I have a feeling that iterators are harmful. Consider:
function baz1(n)
for i=1:n
i <1 && return 1
i>n && return 2
end
0
end
function baz2(n)
I = 1:n
state = start(I)
while !done(I, state)
(i, state) = next(I, state)
i <1 && return 1
i>n && return 2
end
0
end
function baz3(n)
i=1
while i<n
i <1 && return 1
i>n && return 2
i +=1
end
0
end
Now, baz1 and baz2 are equivalent according to docs (and tested with @code_llvm on both 0.6 and 0.7 nightly). Let’s look at the code:
julia> @code_llvm baz1(10)
; Function baz1
; Location: REPL[7]:2
define i64 @julia_baz1_63294(i64) {
top:
%1 = icmp sgt i64 %0, 0
%2 = select i1 %1, i64 %0, i64 0
%3 = add i64 %2, 1
br label %L3
L3: ; preds = %L12, %top
%"#temp#.0" = phi i64 [ 1, %top ], [ %6, %L12 ]

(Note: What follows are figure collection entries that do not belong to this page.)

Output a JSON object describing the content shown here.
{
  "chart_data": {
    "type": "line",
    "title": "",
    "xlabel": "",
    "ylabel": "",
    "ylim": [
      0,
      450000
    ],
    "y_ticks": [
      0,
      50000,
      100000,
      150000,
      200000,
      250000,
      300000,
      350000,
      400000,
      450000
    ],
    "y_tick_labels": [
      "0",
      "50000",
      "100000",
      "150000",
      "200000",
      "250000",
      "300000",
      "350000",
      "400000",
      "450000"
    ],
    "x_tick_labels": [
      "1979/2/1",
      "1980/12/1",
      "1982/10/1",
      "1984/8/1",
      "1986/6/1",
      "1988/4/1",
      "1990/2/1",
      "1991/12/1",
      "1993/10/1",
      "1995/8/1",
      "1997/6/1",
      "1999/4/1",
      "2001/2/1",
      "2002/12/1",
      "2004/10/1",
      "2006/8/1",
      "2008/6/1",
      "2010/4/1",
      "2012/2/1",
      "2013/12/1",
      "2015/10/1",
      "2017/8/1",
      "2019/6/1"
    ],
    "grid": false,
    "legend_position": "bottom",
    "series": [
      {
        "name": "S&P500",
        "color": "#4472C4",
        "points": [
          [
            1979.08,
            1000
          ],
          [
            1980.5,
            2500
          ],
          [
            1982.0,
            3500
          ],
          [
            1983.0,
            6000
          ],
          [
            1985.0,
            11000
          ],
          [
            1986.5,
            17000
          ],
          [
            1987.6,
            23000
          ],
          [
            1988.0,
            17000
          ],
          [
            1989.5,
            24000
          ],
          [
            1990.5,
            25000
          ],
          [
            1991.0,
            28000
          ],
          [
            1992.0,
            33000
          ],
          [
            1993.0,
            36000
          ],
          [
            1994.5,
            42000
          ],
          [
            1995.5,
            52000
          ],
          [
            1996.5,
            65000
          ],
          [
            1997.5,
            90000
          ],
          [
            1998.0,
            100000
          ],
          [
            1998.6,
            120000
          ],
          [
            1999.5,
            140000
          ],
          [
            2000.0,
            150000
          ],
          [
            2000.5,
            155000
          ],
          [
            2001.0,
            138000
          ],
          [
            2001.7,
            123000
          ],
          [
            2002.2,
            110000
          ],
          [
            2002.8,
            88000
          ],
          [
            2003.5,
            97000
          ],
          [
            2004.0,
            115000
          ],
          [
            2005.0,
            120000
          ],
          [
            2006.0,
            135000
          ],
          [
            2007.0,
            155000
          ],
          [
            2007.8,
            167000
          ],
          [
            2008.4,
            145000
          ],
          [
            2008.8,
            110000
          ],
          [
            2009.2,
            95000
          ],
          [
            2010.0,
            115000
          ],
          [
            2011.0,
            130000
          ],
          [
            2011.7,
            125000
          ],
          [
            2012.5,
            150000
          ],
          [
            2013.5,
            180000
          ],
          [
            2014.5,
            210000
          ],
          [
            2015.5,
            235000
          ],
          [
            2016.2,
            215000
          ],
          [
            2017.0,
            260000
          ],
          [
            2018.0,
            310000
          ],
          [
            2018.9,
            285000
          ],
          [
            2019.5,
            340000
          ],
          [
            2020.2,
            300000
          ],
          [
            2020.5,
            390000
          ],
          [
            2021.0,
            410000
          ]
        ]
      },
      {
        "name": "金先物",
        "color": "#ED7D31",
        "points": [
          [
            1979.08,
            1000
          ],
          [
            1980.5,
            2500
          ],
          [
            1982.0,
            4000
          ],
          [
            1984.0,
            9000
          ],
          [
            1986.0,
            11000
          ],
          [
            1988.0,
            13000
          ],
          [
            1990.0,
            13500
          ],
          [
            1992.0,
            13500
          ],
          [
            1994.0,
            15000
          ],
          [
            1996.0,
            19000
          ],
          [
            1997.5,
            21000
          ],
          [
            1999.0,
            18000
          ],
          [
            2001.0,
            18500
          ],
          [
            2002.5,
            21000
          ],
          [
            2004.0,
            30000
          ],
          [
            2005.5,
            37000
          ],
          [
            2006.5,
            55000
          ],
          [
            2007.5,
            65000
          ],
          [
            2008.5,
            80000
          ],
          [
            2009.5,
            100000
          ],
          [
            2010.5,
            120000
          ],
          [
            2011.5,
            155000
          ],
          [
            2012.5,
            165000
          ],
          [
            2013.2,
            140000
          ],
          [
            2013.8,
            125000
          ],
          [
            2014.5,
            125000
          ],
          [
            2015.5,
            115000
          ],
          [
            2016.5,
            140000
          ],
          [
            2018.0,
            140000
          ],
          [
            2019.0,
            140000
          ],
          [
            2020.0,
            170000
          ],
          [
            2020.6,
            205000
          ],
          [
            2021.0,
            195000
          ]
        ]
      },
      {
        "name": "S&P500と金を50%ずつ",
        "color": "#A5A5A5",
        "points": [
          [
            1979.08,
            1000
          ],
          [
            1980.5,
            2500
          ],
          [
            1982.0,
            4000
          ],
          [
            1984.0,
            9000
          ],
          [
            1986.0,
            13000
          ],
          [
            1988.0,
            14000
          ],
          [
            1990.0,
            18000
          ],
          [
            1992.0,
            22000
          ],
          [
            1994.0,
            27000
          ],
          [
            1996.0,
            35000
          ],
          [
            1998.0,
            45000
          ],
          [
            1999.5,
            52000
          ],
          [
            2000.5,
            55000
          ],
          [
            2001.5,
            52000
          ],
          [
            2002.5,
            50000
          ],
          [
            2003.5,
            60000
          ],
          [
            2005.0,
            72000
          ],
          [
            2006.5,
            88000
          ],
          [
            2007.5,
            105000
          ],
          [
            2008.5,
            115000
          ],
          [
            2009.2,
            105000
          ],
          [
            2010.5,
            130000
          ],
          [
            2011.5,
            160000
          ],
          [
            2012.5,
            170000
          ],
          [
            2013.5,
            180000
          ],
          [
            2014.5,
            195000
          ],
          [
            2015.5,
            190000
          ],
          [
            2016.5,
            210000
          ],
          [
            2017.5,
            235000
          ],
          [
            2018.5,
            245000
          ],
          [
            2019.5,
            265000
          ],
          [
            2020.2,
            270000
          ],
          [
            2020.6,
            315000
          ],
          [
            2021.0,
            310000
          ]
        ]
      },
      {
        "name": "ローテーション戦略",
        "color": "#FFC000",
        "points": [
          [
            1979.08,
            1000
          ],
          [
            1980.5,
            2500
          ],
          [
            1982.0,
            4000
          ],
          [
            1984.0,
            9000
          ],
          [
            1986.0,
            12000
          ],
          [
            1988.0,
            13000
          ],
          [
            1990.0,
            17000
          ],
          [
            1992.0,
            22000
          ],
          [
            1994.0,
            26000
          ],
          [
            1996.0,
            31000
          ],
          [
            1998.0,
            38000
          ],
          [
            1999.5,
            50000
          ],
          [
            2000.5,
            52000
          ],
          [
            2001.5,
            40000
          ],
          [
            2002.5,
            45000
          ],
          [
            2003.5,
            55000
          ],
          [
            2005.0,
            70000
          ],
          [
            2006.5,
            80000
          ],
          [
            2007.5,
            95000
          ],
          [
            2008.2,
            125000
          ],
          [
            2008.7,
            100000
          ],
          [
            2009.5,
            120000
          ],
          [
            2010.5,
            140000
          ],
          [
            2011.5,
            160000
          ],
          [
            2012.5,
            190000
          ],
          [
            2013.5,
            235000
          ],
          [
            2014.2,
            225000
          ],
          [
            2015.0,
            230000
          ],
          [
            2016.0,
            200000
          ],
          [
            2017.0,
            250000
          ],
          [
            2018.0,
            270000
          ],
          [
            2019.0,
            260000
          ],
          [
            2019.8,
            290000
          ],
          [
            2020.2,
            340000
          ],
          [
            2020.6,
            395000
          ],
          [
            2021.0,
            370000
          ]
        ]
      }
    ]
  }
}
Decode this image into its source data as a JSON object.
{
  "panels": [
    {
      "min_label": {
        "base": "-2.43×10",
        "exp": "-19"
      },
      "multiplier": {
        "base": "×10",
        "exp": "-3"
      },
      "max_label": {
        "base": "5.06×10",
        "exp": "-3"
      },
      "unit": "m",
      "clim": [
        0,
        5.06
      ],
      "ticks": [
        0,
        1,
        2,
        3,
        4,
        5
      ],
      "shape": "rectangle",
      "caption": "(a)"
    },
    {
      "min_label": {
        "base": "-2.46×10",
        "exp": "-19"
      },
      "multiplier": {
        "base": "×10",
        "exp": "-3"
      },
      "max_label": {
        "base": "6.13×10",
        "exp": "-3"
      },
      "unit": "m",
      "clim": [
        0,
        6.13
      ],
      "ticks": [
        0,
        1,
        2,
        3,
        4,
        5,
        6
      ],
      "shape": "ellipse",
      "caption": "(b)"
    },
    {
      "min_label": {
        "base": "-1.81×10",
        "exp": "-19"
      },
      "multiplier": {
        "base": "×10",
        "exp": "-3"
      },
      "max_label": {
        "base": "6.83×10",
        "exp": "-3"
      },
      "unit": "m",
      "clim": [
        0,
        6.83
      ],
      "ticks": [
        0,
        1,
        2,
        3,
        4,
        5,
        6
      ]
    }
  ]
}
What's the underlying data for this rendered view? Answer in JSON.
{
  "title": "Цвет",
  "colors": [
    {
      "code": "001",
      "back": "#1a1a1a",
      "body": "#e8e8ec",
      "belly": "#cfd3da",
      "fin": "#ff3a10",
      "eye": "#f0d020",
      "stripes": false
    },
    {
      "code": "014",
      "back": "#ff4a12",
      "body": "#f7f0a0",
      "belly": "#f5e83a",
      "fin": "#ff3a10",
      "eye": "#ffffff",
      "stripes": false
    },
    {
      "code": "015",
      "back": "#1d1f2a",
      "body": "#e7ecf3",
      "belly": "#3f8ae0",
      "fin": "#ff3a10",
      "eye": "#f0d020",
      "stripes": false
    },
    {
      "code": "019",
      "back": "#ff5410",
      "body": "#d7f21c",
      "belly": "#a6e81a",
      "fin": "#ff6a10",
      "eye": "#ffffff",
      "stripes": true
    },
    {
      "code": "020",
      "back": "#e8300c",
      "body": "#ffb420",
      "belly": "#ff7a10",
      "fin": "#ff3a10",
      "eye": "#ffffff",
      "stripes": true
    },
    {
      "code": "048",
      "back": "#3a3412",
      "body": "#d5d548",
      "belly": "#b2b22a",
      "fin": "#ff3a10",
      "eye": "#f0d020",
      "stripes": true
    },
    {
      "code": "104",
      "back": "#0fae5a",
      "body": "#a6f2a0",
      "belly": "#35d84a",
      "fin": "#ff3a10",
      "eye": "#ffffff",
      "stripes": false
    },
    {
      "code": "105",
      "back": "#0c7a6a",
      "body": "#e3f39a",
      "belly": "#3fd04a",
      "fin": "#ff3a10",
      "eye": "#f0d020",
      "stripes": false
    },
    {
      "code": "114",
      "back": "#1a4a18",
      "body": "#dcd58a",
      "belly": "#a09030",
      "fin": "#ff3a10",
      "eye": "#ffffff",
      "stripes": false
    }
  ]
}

%4 = icmp eq i64 %"#temp#.0", %3
br i1 %4, label %L18, label %if
if: ; preds = %L3
; Location: REPL[7]:3
%5 = icmp sgt i64 %"#temp#.0", 0
br i1 %5, label %L12, label %L18
L18: ; preds = %L12, %if, %L3
%merge = phi i64 [ 0, %L3 ], [ 1, %if ], [ 2, %L12 ]
; Location: REPL[7]:6
ret i64 %merge
L12: ; preds = %if
; Location: REPL[7]:2
%6 = add nuw i64 %"#temp#.0", 1
; Location: REPL[7]:4
%7 = icmp sgt i64 %"#temp#.0", %0
br i1 %7, label %L18, label %L3
}
On the other hand,
julia> @code_llvm baz3(10)
; Function baz3
; Location: REPL[3]:2
define i64 @julia_baz3_63295(i64) {
top:
; Location: REPL[3]:3
br i1 undef, label %L17, label %L17
L17: ; preds = %top, %top
; Location: REPL[3]:8
ret i64 0
}
The relevance to bounds checks, and hence general performance, is obvious. I think something must be done to help llvm in “for i=a:b” loops, be it more annotations, a special case for iterators over unit ranges, or a new llvm pass.
Is there a way to obtain a better code_llvm that contains all optimization metadata (all the align / noalias / etc annotations)? Is there a way to obtain code_llvm at each pass?